Wednesday, August 15, 2007

a long way gone

I love to read, loved it since I was a little girl. Other kids would want to watch tv or a movie, I'd want to read. Other teenagers got in trouble staying up late at night talking to their friends on the phone; I got in trouble for reading until 3am when I had school the next day.

But at this moment in time, I'm finding it very hard to read. A few friends recommended a book to me, one they used with their youth. So several days ago I picked the book up and began to read. I've only gotten to page 50. This is very unusual for me (I read the whole last Harry Potter book in something like 7 hours). But this book... this book is making it very difficult for me to read.

The book is "a long way gone: memories of a boy soldier" by Ishmael Beah, a young man my age who grow up in Sierra Leone. When he was just 13, he was conscripted into the rebel army and forced to do horrible, horrible things. As an older teenager, he was rescued and brought to the United States where he lives and works now.

His writing is beautiful, and haunting, and very, very painful. I'm reading along and I feel physical pain in my stomach. What this young man has experienced, has had to see, had to do... it shouldn't even be humanly possible. After each chapter, and sometimes after just a passage, I have to put the book down and pray. Pray for the people in this world who remember, who survived. Pray for the people in this world who are living through such atrocities right now. Pray for the people in this world who are inflicting such violence on their sisters and brothers.

I'm have a really hard time reading.
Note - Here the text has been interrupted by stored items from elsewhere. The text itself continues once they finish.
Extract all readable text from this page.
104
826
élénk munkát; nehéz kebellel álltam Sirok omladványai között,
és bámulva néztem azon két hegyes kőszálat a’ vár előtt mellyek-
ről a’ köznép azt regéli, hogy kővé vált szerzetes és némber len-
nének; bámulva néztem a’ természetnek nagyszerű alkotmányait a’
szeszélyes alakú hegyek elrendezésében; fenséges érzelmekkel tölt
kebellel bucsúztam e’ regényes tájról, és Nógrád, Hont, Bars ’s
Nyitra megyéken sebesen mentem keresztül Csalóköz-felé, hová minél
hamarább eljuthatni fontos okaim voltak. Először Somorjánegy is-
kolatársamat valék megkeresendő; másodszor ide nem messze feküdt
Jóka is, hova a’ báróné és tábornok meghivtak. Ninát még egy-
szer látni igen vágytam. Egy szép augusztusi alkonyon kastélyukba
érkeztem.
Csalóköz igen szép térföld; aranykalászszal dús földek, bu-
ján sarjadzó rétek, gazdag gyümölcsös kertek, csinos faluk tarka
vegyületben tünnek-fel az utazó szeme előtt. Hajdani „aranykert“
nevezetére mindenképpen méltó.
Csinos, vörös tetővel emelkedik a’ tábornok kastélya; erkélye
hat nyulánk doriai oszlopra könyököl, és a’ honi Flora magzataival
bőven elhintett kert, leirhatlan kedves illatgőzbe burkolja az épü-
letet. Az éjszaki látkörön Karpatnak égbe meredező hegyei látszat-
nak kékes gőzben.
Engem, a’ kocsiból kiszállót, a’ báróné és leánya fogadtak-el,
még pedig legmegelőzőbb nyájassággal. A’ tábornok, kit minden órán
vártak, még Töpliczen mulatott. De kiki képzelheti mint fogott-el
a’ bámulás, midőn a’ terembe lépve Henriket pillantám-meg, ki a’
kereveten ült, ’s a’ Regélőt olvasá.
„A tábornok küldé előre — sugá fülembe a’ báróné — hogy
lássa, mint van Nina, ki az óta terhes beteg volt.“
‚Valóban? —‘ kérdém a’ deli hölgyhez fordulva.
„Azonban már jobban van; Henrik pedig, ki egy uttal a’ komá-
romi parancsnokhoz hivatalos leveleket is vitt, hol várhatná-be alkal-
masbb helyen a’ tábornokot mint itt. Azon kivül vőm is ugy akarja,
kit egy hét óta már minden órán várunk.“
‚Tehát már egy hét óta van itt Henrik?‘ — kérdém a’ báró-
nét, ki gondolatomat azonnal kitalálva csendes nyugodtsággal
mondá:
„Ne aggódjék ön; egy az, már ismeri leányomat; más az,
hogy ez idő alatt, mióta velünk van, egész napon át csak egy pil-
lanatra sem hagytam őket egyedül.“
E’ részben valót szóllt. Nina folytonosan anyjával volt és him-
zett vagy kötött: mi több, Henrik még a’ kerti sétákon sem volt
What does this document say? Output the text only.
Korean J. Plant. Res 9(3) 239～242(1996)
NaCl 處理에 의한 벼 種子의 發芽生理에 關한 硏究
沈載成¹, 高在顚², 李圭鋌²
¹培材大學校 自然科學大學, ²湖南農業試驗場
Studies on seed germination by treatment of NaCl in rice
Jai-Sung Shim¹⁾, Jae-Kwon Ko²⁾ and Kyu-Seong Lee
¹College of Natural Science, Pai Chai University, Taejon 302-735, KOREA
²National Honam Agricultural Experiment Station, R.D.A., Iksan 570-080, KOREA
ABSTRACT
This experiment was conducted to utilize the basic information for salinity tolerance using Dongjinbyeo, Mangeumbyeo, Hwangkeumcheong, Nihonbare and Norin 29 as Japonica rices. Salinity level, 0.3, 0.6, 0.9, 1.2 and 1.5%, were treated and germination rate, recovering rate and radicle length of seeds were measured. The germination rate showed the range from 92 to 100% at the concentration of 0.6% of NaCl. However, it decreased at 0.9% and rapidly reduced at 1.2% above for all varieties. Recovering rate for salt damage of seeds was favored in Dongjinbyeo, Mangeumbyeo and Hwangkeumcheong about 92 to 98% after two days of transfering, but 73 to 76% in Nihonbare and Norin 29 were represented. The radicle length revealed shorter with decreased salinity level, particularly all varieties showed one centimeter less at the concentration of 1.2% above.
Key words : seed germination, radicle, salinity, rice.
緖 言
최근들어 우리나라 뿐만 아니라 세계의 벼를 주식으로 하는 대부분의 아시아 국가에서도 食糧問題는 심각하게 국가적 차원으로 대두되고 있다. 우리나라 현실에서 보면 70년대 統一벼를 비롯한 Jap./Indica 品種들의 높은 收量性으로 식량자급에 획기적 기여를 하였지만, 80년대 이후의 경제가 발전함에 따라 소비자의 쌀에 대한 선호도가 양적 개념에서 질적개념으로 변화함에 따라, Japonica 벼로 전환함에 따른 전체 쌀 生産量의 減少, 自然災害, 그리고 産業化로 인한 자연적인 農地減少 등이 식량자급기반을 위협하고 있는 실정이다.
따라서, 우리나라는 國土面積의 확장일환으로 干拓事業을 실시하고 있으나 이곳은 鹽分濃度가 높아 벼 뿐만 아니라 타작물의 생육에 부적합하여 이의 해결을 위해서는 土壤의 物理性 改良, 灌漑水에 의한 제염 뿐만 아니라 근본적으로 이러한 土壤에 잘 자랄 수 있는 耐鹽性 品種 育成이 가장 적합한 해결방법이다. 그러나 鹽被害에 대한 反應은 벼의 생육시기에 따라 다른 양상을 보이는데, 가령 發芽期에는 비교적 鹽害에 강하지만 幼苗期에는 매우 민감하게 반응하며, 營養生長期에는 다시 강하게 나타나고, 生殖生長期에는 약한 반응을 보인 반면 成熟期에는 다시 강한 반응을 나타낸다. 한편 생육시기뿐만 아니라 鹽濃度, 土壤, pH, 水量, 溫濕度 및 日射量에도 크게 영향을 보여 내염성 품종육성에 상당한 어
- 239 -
But I keep trying. I need to get through this book - can't put my head under the covers or pick up a happier novel. Even if I really, really want to.

Tuesday, April 17, 2007

sadness

"We just really knew him as the question mark kid."

This quote describing the relationship between Monday's gunman and his peers has troubled me in particular.

I was driving from Staunton to Atlanta when this was happening--drove by the Blacksburg exit with police cars whizzing by, not realizing what was going on--and have only today gotten to really inform myself on what happened yesterday at VT.

I ache. I think that's probably the best way to describe what I'm feeling at the moment. Ache for those who were killed, those injured physically, those injured emotionally, their families, the community, God. I ache that our Creator would watch as one of those made in the divine image would so distort that image. I ache that this young man somehow was known best as the "question mark kid," that he wouldn't or didn't know how to let people in, that people didn't know or wouldn't try to "get in."

I ache. I ache to be Christ's servant to the best of my ability, to minister to all those I meet so that should a question mark kid come across my path, I will been open to the Spirit so that God could use me to offer love. I'm in Atlanta in part to work on our own youth ministry, to strengthen what our community offers our kids. And I think, did this question mark kid have people like our kids do? Wonderful, warm, caring adults and families that will not let them slip through the cracks, not let them go unknown? Do we, with our warm and caring families, do even we have a kid who is a question mark, one we do not know, don't know how to know?

I ache and I pray. It's all I know to do.